I hate it when people think that mom+dad+kids is what's normal and everything else isn't. My kids grew up in a normal home, thank you very much. Just because I was a single mom didn't make us all abnormal!


----------



## visigoth77 (Apr 26, 2013)

Hope1964 said:


> I hate it when people think that mom+dad+kids is what's normal and everything else isn't. My kids grew up in a normal home, thank you very much. Just because I was a single mom didn't make us all abnormal!


That's why I put normal in quotes because I didn't want to start a whole "WHAT'S NORMAL???!!" debate. But I agree with that idea. My friend is going through a terrible divorce right now. Her soldier husband came home from his second Afghan tour with PTSD and just decided he didn't want them anymore. And the other day her son told her they (She and her son) aren't a family anymore because they don't have a Dad. She was devastated.

Single moms or dads aren't abnormal. It may not be society's ideal but whose marriage is really and truly like a Father Knows Best rerun every single day?


----------



## SlowlyGettingWiser (Apr 7, 2012)

> Part of me says if I love my daughter I'll just tough it out for her sake and give up on any chance of love for myself. And then another part is kind of depressed at that idea.


If you LOVE your daughter, SHOW HER that people WILL make mistakes, that they CAN acknowledge them, recover from them, and move on to make their lives better after having LEARNED from their mistakes!

What more valuable lesson is there?

If you two stay together, your daughter WILL marry a man who is EMOTIONALLY UNAVAILABLE to her. She is doomed to it because *that* is what she sees in YOUR marriage. She will repeat it BECAUSE it's familiar....she won't necessarily LIKE IT, but she'll UNDERSTAND it....she'll be able to PREDICT outcomes. Is *that* what you two want for her? That will be HER idea of a "normal" marriage.


Get out.
Both of you get into a co-parenting class (some states MANDATE it for divorcing parents.) Tell your husband to do it for your DAUGHTER...he OWES it to her as her FATHER!
Get into Individualized Counseling for YOURSELF to fix your OWN problems. You have them or you would not be in this situation...or questioning *why* you're in it.

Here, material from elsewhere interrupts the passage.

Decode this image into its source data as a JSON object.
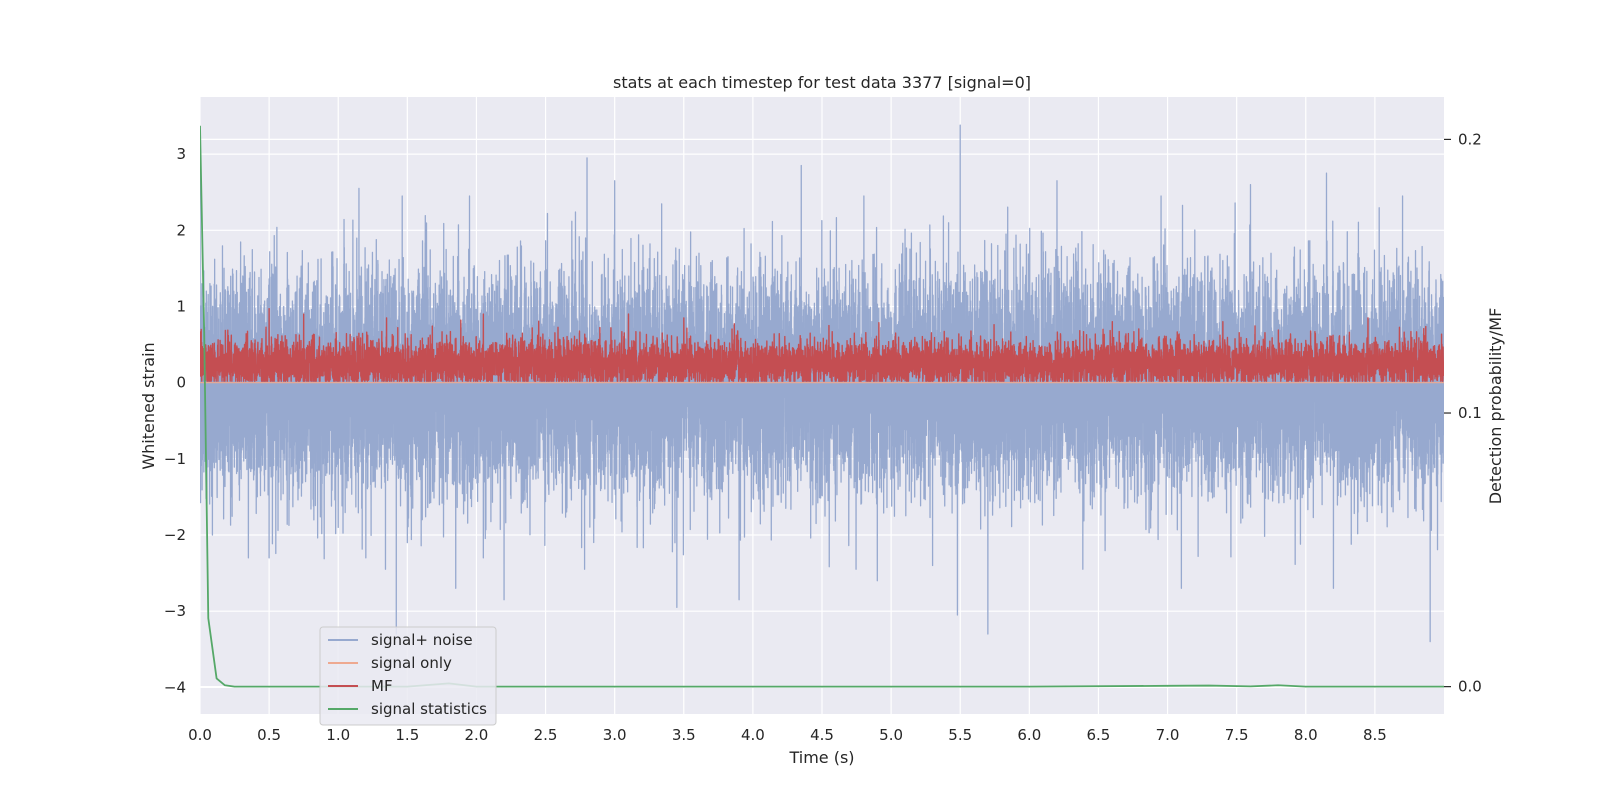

Try reading "Codependent No More" (might be free via your library). Read the book CAREFULLY and answer the questions at the end of every chapter. You'll be AMAZED at what you learn about yourself, accept it, deal with it, and fix it. Then, you'll have HEALTHIER RELATIONSHIPS from here on out to model for your daughter.


----------



## mattsmom (Apr 2, 2013)

_I hate it when people think that mom+dad+kids is what's normal and everything else isn't. My kids grew up in a normal home, thank you very much. Just because I was a single mom didn't make us all abnormal_! 

Hope1964,

I hope you didn't misunderstand, because I certainly didn't mean to be offensive. I, too, raised my children as a single mother, and they are absolutely amazing. I left my first husband, because I didn't want my children to think that the way he and I lived together was "normal" and that they should expect their relationships to be like that. 

I don't know what a truly "normal" relationship looks like, but I feel rather certain that it doesn't involve two people living in the same house, but never communicating, touching, or giving the appearance that they care for one another. I wanted my children to grow up knowing that when two people loved each other, they wanted to be near one another. If that means that Mommy and Daddy don't live together, anymore, then so be it. The people that remain, either Mommy and the kids or Daddy and the kids can still have a "normal" loving relationship within the home.

Thanks,
Mattsmom


----------



## Wiltshireman (Jan 23, 2013)

I can see how a couple who had "fallen out of love" or become "just friends" might stay together in order to provide a stable / financially secure home for their growing children.

But if as you say your relationship has degenerated into one long argument you would not be doing right by anyone (you, your partner, your child) by putting yourselves through the ringer on a daily basis. If counseling / marriage guidance have not or will not improve things for you both then I am sorry to say that you might be better off cutting your losses and trying for an amicable separation. If it does come to this then if possible / practicable do try for joint custody so that the child will have regular contact with both parents.


----------



## mattsmom (Apr 2, 2013)

SlowlyGettingWiser,

Excellent advice. "Codependent No More" is an wonderful resource. I tried a CoDA meeting prior to moving to Podunk. I think with a different group, it could have been amazingly beneficial. It might be good for Visigoth to check into and see if there are any meetings of that type in her area. It's just good to have the support of others who understand where you're coming from. It sounds crazy, but if there are no CoDA meetings near you, Al Anon is good even if your spouse isn't alcoholic. It still deals with issues of codependence.

Blessings,
Mattsmom


----------